El primer eslabón al que se agarran los partidarios de la teoría conspirativa es el hecho de que Scotland Yard desmontara el operativo de búsqueda puesto en marcha a partir de las escuchas de radio de Robert Rowlands. También la prensa dejó de informar sobre el caso, y la radio y la televisión cesaron la emisión de las grabaciones de las conversaciones entre los ladrones que buscaban reconocer sus identidades. De un día para otro, la sospecha del posible robo en marcha desapareció de la actualidad londinense.
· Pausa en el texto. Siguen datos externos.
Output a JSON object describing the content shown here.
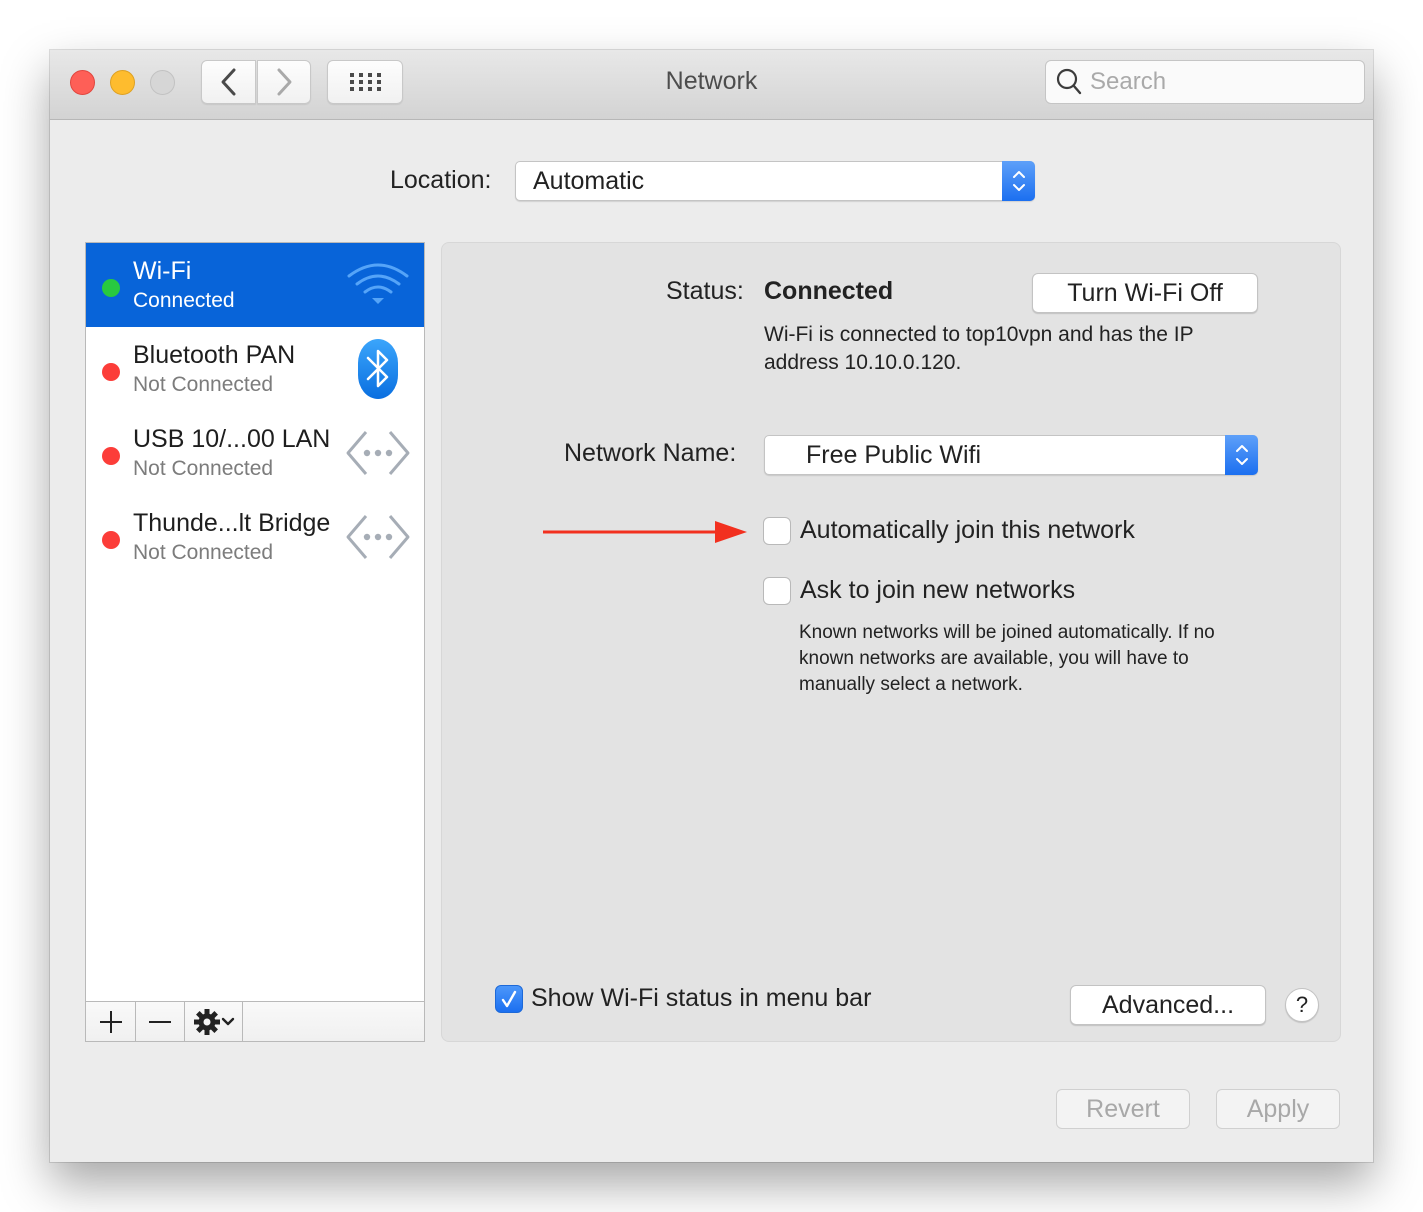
{
  "window": {
    "title": "Network",
    "search": {
      "placeholder": "Search",
      "value": ""
    }
  },
  "location": {
    "label": "Location:",
    "selected": "Automatic"
  },
  "services": [
    {
      "name": "Wi-Fi",
      "status": "Connected",
      "status_color": "#28c940",
      "icon": "wifi-icon",
      "selected": true
    },
    {
      "name": "Bluetooth PAN",
      "status": "Not Connected",
      "status_color": "#fc3d39",
      "icon": "bluetooth-icon",
      "selected": false
    },
    {
      "name": "USB 10/...00 LAN",
      "status": "Not Connected",
      "status_color": "#fc3d39",
      "icon": "ethernet-icon",
      "selected": false
    },
    {
      "name": "Thunde...lt Bridge",
      "status": "Not Connected",
      "status_color": "#fc3d39",
      "icon": "ethernet-icon",
      "selected": false
    }
  ],
  "sidebar_toolbar": {
    "add": "+",
    "remove": "—"
  },
  "detail": {
    "status_label": "Status:",
    "status_value": "Connected",
    "turn_off_button": "Turn Wi-Fi Off",
    "status_description": "Wi-Fi is connected to top10vpn and has the IP address 10.10.0.120.",
    "network_name_label": "Network Name:",
    "network_name": "Free Public Wifi",
    "auto_join": {
      "label": "Automatically join this network",
      "checked": false
    },
    "ask_join": {
      "label": "Ask to join new networks",
      "checked": false
    },
    "ask_description": "Known networks will be joined automatically. If no known networks are available, you will have to manually select a network.",
    "show_menu_status": {
      "label": "Show Wi-Fi status in menu bar",
      "checked": true
    },
    "advanced_button": "Advanced...",
    "help_button": "?"
  },
  "footer": {
    "revert_button": "Revert",
    "apply_button": "Apply"
  },
  "colors": {
    "accent": "#0864d9",
    "annotation_arrow": "#f2301f"
  }
}
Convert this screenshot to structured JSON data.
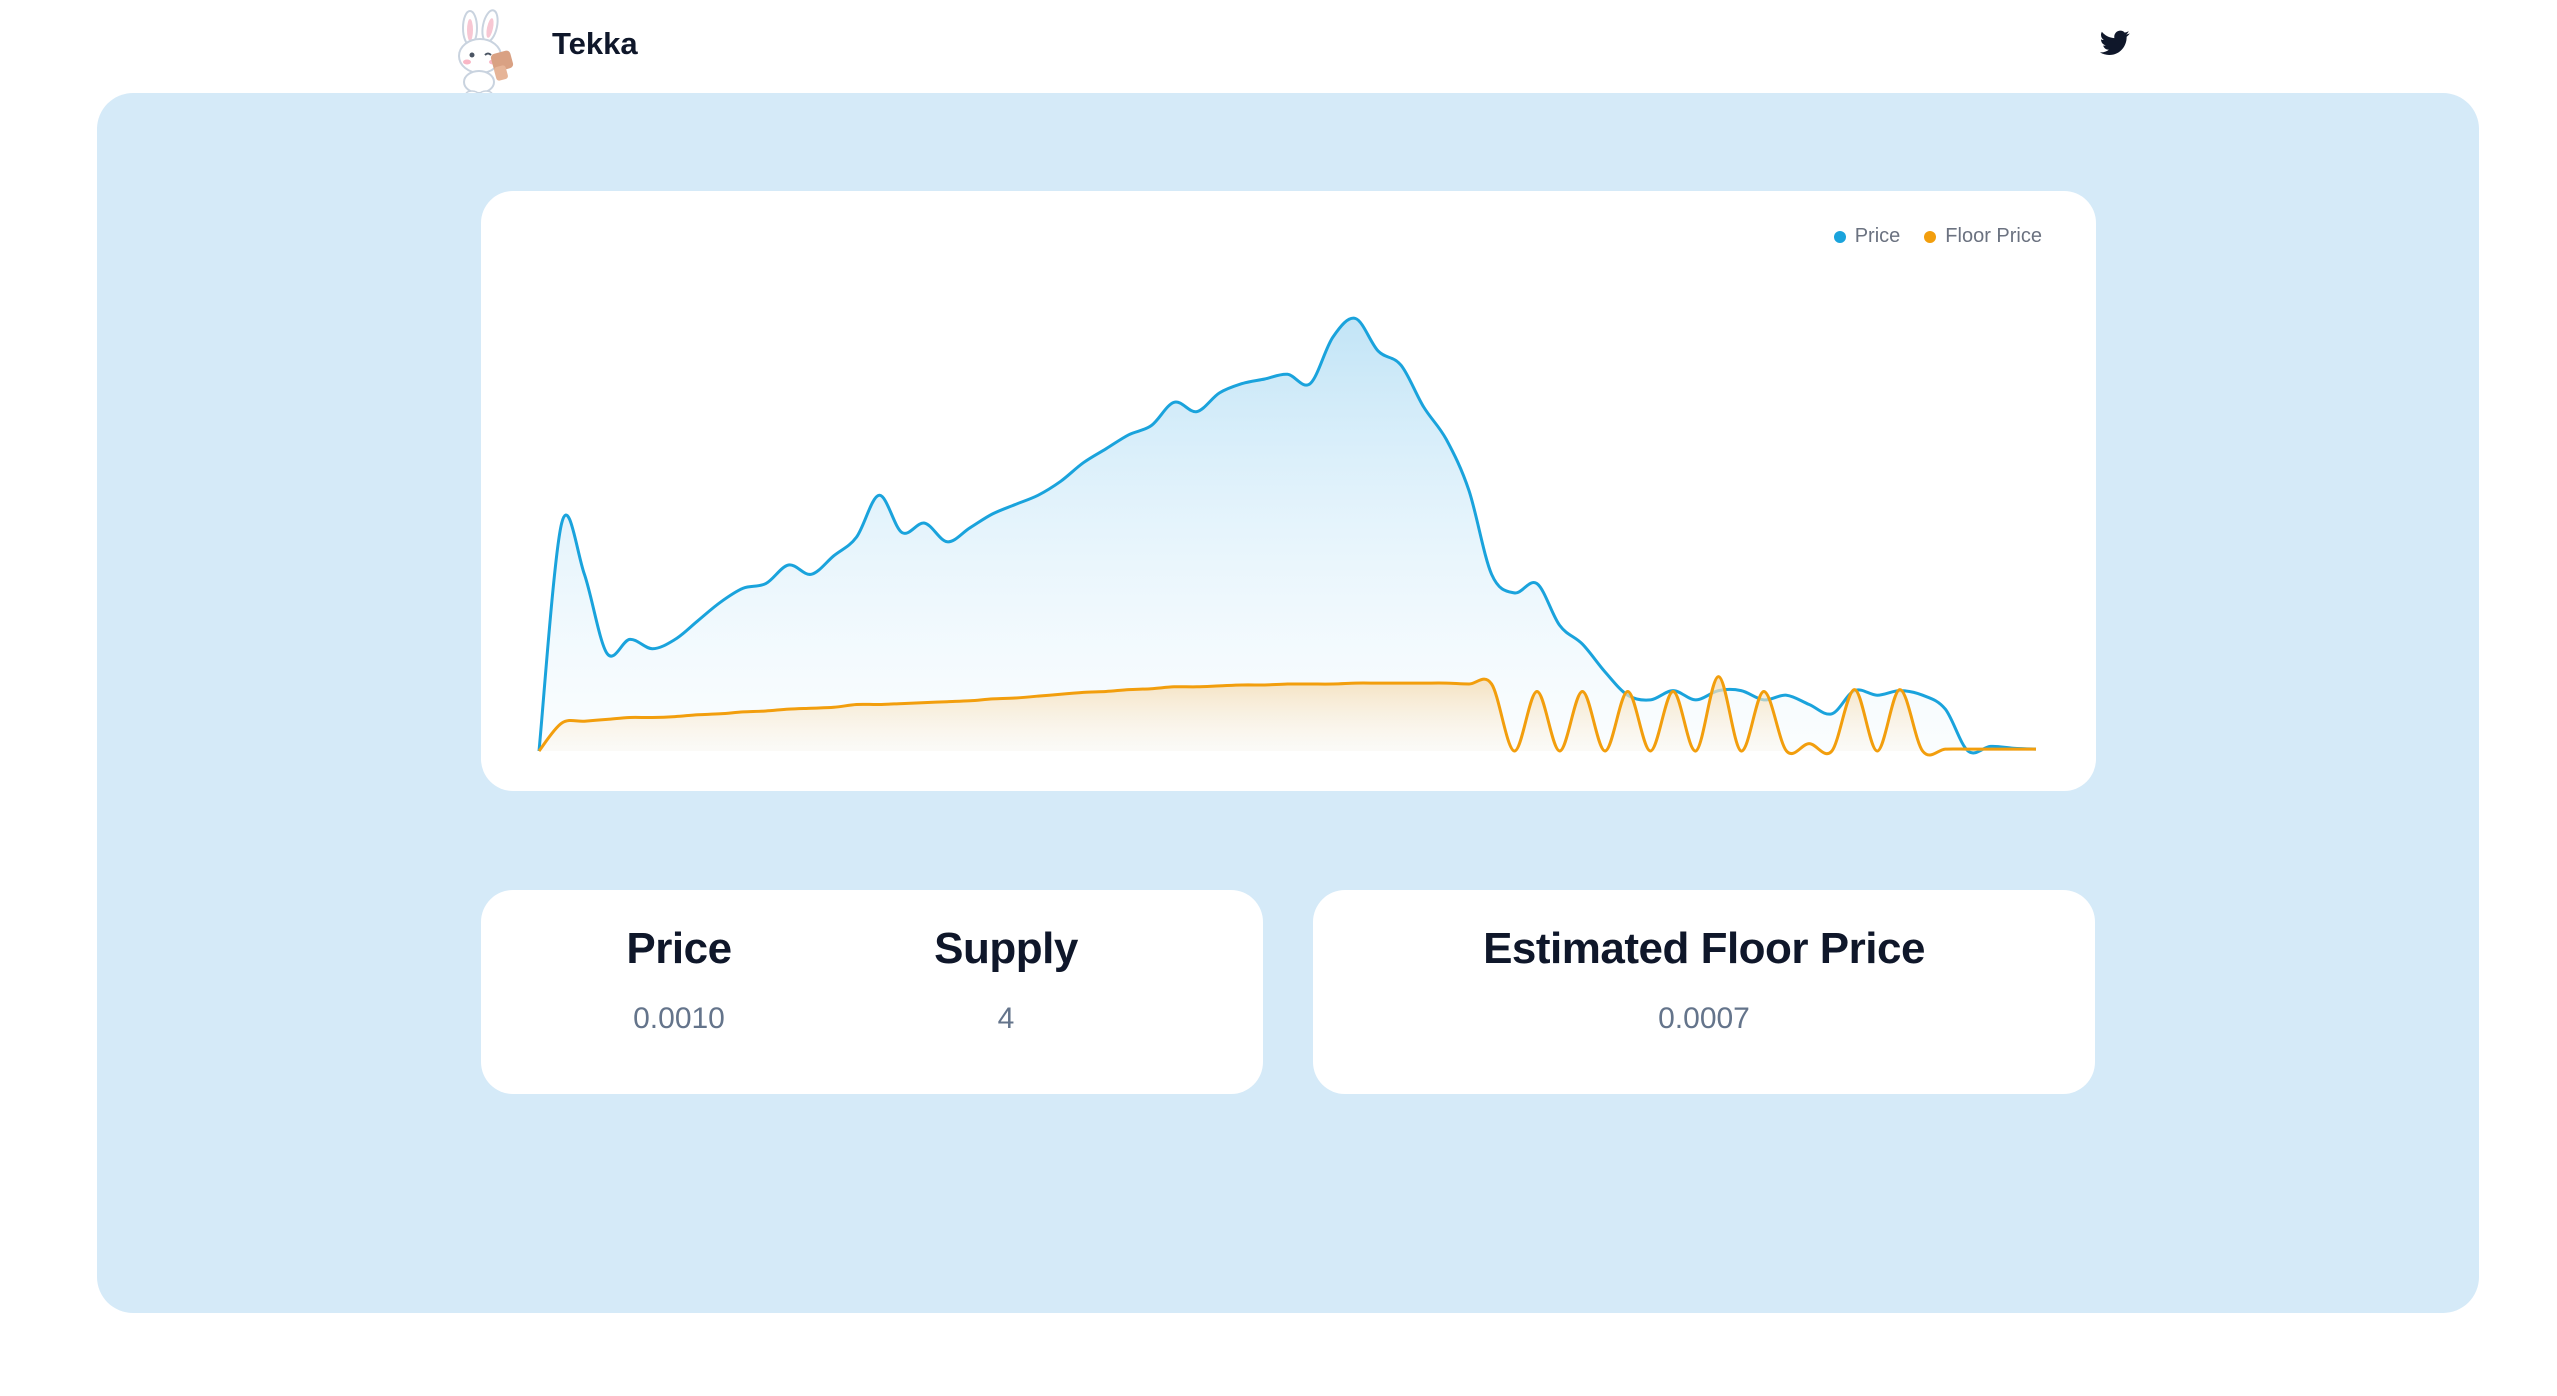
{
  "header": {
    "brand": "Tekka",
    "logo_icon": "bunny-mascot-logo",
    "social_icon": "twitter-icon"
  },
  "colors": {
    "panel_bg": "#d5eaf8",
    "price_line": "#1aa3dc",
    "floor_line": "#f29e0d",
    "heading": "#0f172a",
    "value": "#64748b"
  },
  "chart_data": {
    "type": "area",
    "title": "",
    "xlabel": "",
    "ylabel": "",
    "grid": false,
    "legend_position": "top-right",
    "series": [
      {
        "name": "Price",
        "color": "#1aa3dc",
        "values": [
          0.0,
          0.245,
          0.19,
          0.105,
          0.12,
          0.11,
          0.12,
          0.14,
          0.16,
          0.175,
          0.18,
          0.2,
          0.19,
          0.21,
          0.23,
          0.275,
          0.235,
          0.245,
          0.225,
          0.24,
          0.255,
          0.265,
          0.275,
          0.29,
          0.31,
          0.325,
          0.34,
          0.35,
          0.375,
          0.365,
          0.385,
          0.395,
          0.4,
          0.405,
          0.395,
          0.445,
          0.465,
          0.43,
          0.415,
          0.37,
          0.335,
          0.28,
          0.19,
          0.17,
          0.18,
          0.135,
          0.115,
          0.085,
          0.06,
          0.055,
          0.065,
          0.055,
          0.065,
          0.065,
          0.055,
          0.06,
          0.05,
          0.04,
          0.065,
          0.06,
          0.065,
          0.06,
          0.045,
          0.0,
          0.005,
          0.003,
          0.002
        ]
      },
      {
        "name": "Floor Price",
        "color": "#f29e0d",
        "values": [
          0.0,
          0.03,
          0.032,
          0.034,
          0.036,
          0.036,
          0.037,
          0.039,
          0.04,
          0.042,
          0.043,
          0.045,
          0.046,
          0.047,
          0.05,
          0.05,
          0.051,
          0.052,
          0.053,
          0.054,
          0.056,
          0.057,
          0.059,
          0.061,
          0.063,
          0.064,
          0.066,
          0.067,
          0.069,
          0.069,
          0.07,
          0.071,
          0.071,
          0.072,
          0.072,
          0.072,
          0.073,
          0.073,
          0.073,
          0.073,
          0.073,
          0.072,
          0.072,
          0.0,
          0.064,
          0.0,
          0.064,
          0.0,
          0.064,
          0.0,
          0.064,
          0.0,
          0.08,
          0.0,
          0.064,
          0.0,
          0.008,
          0.0,
          0.066,
          0.0,
          0.066,
          0.0,
          0.002,
          0.002,
          0.002,
          0.002,
          0.002
        ]
      }
    ]
  },
  "stats": {
    "price_label": "Price",
    "price_value": "0.0010",
    "supply_label": "Supply",
    "supply_value": "4",
    "floor_label": "Estimated Floor Price",
    "floor_value": "0.0007"
  }
}
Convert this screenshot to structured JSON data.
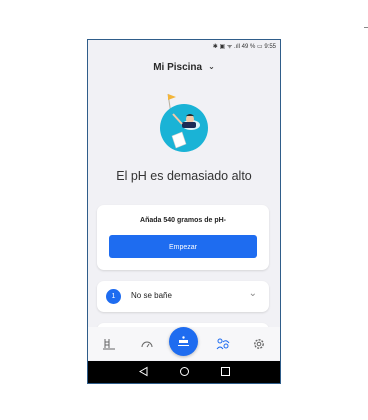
{
  "status_bar": {
    "text": "✱ ▣ ᯤ .ıll 49 % ▭ 9:55"
  },
  "header": {
    "pool_name": "Mi Piscina",
    "dropdown_icon": "chevron-down-icon"
  },
  "hero": {
    "title": "El pH es demasiado alto"
  },
  "action_card": {
    "message": "Añada 540 gramos de pH-",
    "button_label": "Empezar"
  },
  "steps": [
    {
      "number": "1",
      "label": "No se bañe"
    }
  ],
  "colors": {
    "accent": "#1e6cf0",
    "teal": "#1ab3d6",
    "background": "#f1f1f5"
  },
  "tab_bar": {
    "icons": [
      "pool-icon",
      "gauge-icon",
      "treatment-icon",
      "people-icon",
      "gear-icon"
    ]
  },
  "nav_bar": {
    "icons": [
      "back-icon",
      "home-icon",
      "recents-icon"
    ]
  }
}
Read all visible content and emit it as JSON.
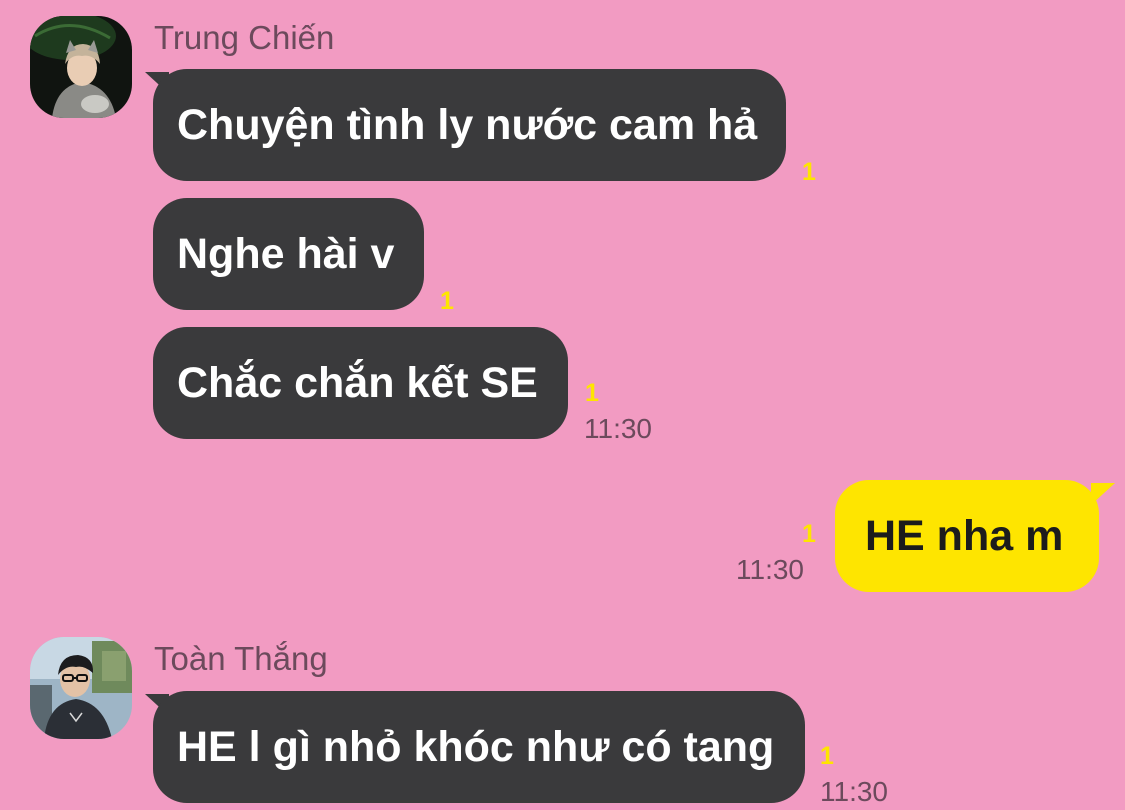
{
  "messages": {
    "group1": {
      "sender": "Trung Chiến",
      "bubbles": [
        {
          "text": "Chuyện tình ly nước cam hả",
          "unread": "1"
        },
        {
          "text": "Nghe hài v",
          "unread": "1"
        },
        {
          "text": "Chắc chắn kết SE",
          "unread": "1",
          "time": "11:30"
        }
      ]
    },
    "outgoing": {
      "text": "HE nha m",
      "unread": "1",
      "time": "11:30"
    },
    "group2": {
      "sender": "Toàn Thắng",
      "bubbles": [
        {
          "text": "HE l gì nhỏ khóc như có tang",
          "unread": "1",
          "time": "11:30"
        }
      ]
    }
  },
  "colors": {
    "background": "#f29bc2",
    "incoming_bubble": "#3a3a3c",
    "outgoing_bubble": "#fee500",
    "unread_count": "#fee500",
    "meta_text": "#6c4a5c"
  },
  "icons": {
    "avatar1": "user-avatar-photo",
    "avatar2": "user-avatar-photo"
  }
}
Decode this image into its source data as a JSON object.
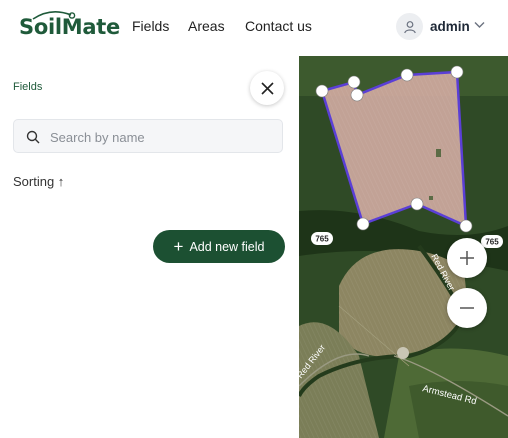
{
  "brand": {
    "name": "SoilMate"
  },
  "nav": {
    "fields": "Fields",
    "areas": "Areas",
    "contact": "Contact us"
  },
  "user": {
    "name": "admin"
  },
  "panel": {
    "title": "Fields",
    "search_placeholder": "Search by name",
    "sorting_label": "Sorting ↑",
    "add_button": "Add new field"
  },
  "map": {
    "road_badge_1": "765",
    "road_badge_2": "765",
    "road_label_1": "Red River",
    "road_label_2": "Red River",
    "road_label_3": "Armstead Rd"
  },
  "colors": {
    "brand_green": "#1f5a3a",
    "button_green": "#1c5032",
    "polygon": "#5b3fd6"
  },
  "icons": {
    "close": "close-icon",
    "search": "search-icon",
    "zoom_in": "plus-icon",
    "zoom_out": "minus-icon",
    "avatar": "user-icon",
    "chevron": "chevron-down-icon"
  }
}
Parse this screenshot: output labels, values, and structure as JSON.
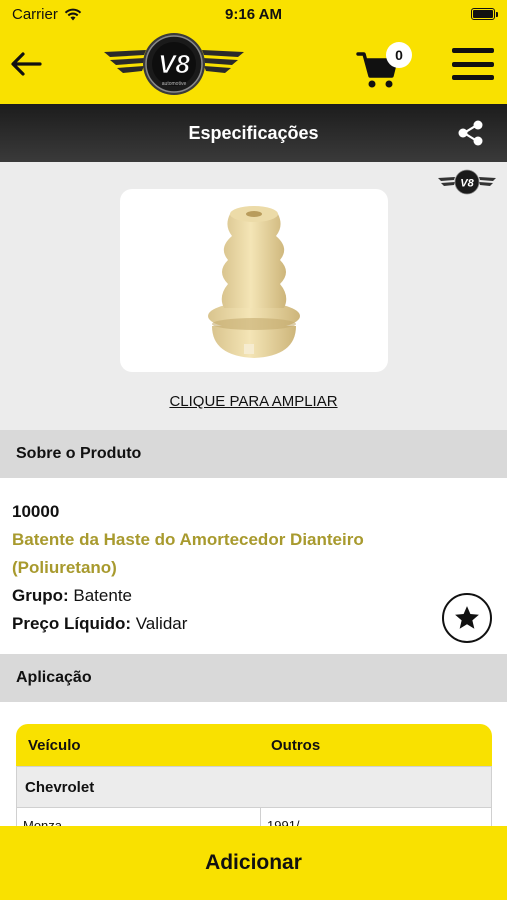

Hasta que se supo de la certeza del atraco.

Tanto el Daily Mirror como el Daily Telegraph han llegado a mantener que las autoridades británicas emitieron lo que se conoce como una D-notice (Defence Notice u ‘orden mordaza’), que alegando a razones de seguridad nacional, solicitaba de forma bastante tajante a los medios de comunicación que cesara toda cobertura del robo. También los inspectores de Scotland Yard recibieron órdenes concretas sobre cómo actuar para no entorpecer a una supuesta investigación en curso sobre el particular a cargo de instancias superiores, supuestamente el MI5. Hubo quejas por parte de algunos de ellos pero la causa de la seguridad nacional volvió a esgrimirse como justificación inexpugnable.

El propio Robert Rowlands ofrecía años después como explicación –siempre desde su punto de vista- el intento por parte de la policía de ocultar su incompetencia al haber tardado en reaccionar con las escuchas y ser incapaces, pese a todo, de localizar el banco que estaba siendo asaltado. El radioaficionado aseguró durante una entrevista que dos inspectores le amenazaron con demandarle por escuchar una estación de radio sin licencias si llegaba a hablar del caso con alguien en cualquier ocasión.

Otras teorías, sin embargo, apuntaban bastante más alto. Uno de los participantes del robo, que sirvió de fuente para la película de Roger Donaldson El gran golpe (2008), que narra su propia versión de lo ocurrido, aseguró en varias entrevistas que en una de las cajas de seguridad se toparon con un libro de contabilidad con anotaciones de sobornos a diversos miembros de la policía metropolitana. Esos pagos habrían sido realizados por un mafioso involucrado en el negocio de la pornografía ilegal. Aunque nunca se probó la existencia de aquel cuaderno, sí que se produjeron una serie de sonadas renuncias entre conocidos cargos policiales de dudosa reputación en los meses siguientes al robo.

Ese hecho entronca con otro que señalaría a los detenidos y encarcelados como meras cabezas de turco, quedando en libertad los auténticos cerebros del golpe, no ya por su pericia para evadir a las fuerzas del orden público sino por las excelentes ‘cartas’ que tenían en sus manos para negociar. Una de esas jugadas sería dicho cuaderno de sobornos, entregado a unos inspectores a cambio de la libertad.